今回説明された共同研究は、交通信号機の点灯パターンを、通行する自動車の待ち時間が最短なるよう制御するための計算に、アニーリング技術を用いるというものだ。既存手法では、まず仮の点灯パターンを設定しシミュレーションを実施し、その後10秒ずつずらしながらシミュレーションしていき、より良いパターンを探し出すという形をとっていた。しかし、この手法ではシミュレーションに長い時間を要するうえ、局所探索となってしまうため最適解を導き出すことが困難だったという。
今回、Jijらは自動車の流れを数式にモデル化。Azure Quantum上のQIO(Azure QIO)を利用することで、この高次の問題の最適化を可能とした。シミュレーションが不要となることで計算時間の短縮を実現し、従来よりも幅広い解の探索が可能となったことから実際に従来方式と比較して自動車の待ち時間を20%削減する結果が得られたという。なお、この手法は信号数が増えるほど既存手法よりよい結果が出るとしている。
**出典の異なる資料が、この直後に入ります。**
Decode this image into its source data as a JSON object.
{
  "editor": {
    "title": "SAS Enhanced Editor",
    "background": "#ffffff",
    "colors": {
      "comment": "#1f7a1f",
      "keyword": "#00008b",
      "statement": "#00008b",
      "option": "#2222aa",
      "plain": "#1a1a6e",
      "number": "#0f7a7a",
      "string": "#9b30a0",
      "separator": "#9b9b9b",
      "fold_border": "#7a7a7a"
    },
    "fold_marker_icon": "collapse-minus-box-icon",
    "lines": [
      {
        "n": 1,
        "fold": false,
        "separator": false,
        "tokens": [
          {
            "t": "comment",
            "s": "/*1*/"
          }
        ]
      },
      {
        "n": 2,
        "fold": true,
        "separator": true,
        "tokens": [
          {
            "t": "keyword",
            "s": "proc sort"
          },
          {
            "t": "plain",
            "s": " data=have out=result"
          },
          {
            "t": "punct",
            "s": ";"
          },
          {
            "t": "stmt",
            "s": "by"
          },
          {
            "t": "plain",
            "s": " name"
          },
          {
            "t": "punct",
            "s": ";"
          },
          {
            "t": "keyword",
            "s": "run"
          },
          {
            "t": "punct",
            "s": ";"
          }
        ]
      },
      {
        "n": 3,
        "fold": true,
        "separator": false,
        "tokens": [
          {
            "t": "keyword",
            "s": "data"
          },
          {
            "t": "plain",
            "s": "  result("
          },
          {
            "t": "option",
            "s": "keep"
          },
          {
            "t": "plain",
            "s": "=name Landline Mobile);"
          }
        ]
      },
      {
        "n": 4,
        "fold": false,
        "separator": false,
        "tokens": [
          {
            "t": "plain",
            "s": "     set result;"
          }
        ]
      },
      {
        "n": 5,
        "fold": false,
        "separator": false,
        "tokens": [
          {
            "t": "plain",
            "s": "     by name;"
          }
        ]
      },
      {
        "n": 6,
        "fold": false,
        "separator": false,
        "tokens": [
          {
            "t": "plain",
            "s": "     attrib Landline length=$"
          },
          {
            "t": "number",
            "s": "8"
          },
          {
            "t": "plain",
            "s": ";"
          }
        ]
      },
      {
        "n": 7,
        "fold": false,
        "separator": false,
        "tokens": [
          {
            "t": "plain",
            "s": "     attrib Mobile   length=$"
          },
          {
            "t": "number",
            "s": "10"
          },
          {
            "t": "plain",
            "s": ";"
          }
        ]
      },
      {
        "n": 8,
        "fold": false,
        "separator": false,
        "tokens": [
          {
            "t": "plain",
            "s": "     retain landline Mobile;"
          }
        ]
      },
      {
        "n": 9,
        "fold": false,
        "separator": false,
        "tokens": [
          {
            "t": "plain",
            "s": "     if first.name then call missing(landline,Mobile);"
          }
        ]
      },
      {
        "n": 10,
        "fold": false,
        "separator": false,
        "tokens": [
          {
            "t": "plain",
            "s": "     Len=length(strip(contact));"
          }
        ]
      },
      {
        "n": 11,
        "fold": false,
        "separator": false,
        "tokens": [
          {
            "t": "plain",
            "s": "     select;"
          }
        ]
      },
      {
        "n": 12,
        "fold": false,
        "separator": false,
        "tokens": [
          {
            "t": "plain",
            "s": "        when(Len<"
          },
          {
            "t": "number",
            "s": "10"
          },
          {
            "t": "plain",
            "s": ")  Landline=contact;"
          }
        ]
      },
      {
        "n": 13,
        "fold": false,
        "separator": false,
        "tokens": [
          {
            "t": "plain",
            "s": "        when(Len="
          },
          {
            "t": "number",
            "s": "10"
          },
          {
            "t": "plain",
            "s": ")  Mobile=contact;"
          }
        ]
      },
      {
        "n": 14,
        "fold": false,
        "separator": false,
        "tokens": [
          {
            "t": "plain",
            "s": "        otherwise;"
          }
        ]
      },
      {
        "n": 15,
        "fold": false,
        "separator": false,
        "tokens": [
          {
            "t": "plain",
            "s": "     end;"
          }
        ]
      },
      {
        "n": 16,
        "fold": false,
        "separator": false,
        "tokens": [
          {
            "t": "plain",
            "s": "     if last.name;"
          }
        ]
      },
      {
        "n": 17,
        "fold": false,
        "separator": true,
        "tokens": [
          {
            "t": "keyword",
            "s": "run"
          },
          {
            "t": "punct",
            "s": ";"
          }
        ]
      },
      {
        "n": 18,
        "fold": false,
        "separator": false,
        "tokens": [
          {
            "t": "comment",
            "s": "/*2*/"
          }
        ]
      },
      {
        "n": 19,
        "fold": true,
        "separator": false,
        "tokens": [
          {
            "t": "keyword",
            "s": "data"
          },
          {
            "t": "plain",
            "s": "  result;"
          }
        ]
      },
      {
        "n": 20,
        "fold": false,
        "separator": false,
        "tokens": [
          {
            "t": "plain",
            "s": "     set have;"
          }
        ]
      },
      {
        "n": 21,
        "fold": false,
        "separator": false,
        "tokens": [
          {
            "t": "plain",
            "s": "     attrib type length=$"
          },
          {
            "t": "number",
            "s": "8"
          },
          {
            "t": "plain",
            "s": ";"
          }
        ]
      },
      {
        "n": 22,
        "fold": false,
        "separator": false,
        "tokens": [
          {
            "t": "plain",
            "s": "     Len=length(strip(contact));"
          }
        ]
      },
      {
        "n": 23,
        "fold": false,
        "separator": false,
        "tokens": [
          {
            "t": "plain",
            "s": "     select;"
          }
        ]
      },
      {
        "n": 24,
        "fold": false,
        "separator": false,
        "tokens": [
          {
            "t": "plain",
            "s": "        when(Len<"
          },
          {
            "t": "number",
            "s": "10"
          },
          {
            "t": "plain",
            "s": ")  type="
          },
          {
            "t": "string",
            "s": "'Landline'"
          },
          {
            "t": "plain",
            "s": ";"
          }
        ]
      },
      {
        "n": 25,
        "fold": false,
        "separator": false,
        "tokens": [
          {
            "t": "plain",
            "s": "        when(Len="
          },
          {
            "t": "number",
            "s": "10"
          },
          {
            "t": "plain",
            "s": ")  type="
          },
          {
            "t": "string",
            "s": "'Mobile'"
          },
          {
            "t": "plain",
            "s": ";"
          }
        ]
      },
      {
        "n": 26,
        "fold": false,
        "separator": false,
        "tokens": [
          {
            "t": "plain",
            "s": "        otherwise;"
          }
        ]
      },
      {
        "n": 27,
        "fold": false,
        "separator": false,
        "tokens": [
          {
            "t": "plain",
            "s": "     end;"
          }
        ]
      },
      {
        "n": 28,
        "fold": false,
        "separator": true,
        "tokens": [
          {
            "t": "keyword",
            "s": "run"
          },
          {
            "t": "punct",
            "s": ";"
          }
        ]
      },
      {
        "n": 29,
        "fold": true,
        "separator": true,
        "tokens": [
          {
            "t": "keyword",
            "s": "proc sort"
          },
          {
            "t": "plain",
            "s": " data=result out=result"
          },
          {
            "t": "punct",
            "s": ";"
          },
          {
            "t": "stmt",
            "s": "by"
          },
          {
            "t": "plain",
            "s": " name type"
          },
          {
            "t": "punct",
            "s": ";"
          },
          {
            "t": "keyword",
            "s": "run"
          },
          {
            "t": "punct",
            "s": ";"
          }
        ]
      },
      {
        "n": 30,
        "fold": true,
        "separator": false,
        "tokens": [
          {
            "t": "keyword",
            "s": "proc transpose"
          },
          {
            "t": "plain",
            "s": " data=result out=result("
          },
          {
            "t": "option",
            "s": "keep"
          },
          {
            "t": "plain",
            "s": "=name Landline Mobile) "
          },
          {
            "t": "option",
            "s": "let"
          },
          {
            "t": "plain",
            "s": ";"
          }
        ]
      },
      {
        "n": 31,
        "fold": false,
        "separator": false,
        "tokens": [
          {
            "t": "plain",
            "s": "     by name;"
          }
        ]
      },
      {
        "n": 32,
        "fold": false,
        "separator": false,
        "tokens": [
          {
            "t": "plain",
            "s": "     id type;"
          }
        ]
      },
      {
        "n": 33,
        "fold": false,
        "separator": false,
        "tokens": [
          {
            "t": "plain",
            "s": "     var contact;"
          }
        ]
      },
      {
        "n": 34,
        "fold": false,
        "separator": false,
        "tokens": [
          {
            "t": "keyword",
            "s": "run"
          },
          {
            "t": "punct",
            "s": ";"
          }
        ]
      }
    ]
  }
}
山城氏は、「Azure QIOであれば、3次以上の多項式もそのまま扱うことが可能であり、他のアニーリングマシンと比較し少ないビット数でより複雑な問題を解くことができるという特長がある」と説明。「今後、大規模な交通ネットワークに問題を拡張し、経済面と環境面の両方で実問題に適応して成果を上げていきたい。また、他の領域の方にもQIOを用い、新しい大規模な最適化問題にチャレンジしていきたい」と話している。